Diante desse enorme potencial, o Direito e o Estado passaram a se preocupar com o fenômeno.
No Brasil, a construção de sociedade livre, justa e solidária é um dos objetivos fundamentais insculpidos na Constituição Federal. E como tal, por força do princípio da legalidade (Art. 5º, II, CF), a lei rege as obrigações, deveres e direitos na comunidade, sendo que tudo o que não for proibido, em tese, estaria permitido. Inobstante tramitarem ao menos quatro Projetos de Lei[2] específicos contra as fake news, no âmbito do Direito Civil, a propagação de notícias fraudulentas que atinjam o direito de imagem ou a honra de outrem pode configurar fato gerador de responsabilidade civil (Art. 927, CC).

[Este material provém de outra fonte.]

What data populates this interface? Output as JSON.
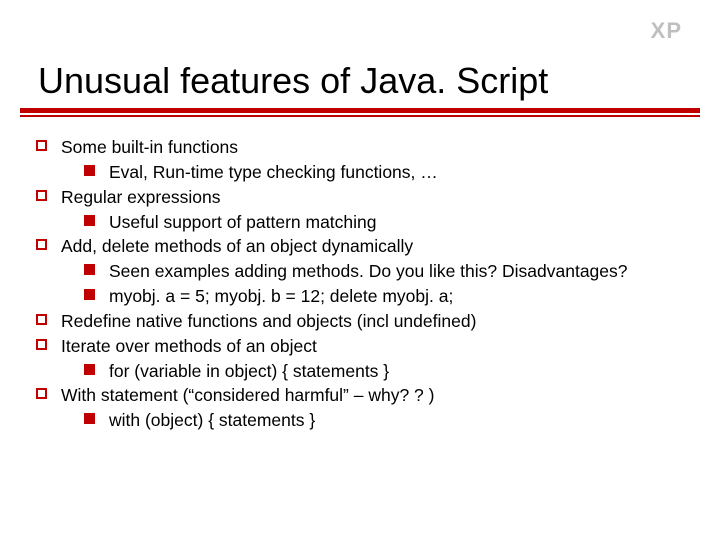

Já no campo do Direito Penal, não há, até o presente momento, a criminalização propriamente dita de divulgação de fake news. Todavia, há margem para responsabilização penal nos casos em que da notícia fraudulenta decorra outro delito, contra a honra do ofendido ou lesado em particular pela notícia, configurar-se-á os crimes de calúnia, difamação ou injúria. No entanto, o tema está longe de resolução definitiva.
Recentemente a Lei nº 13.834/2019 introduziu ao Código Eleitoral o artigo 326-A, que diz respeito especificamente ao delito de denunciação caluniosa com finalidade eleitoral, criminalizando a conduta de imputar falsamente crime a outra pessoa que sabe ser inocente, dando causa à instauração de investigação ou processo judicial ou administrativo, com a finalidade eleitoral, na seguinte redação:
“Art. 326-A. Dar causa à instauração de investigação policial, de processo judicial, de investigação administrativa, de inquérito civil ou ação de improbidade administrativa, atribuindo a alguém a prática de crime ou ato infracional de que o sabe inocente, com finalidade eleitoral:
Pena - reclusão, de 2 (dois) a 8 (oito) anos, e multa.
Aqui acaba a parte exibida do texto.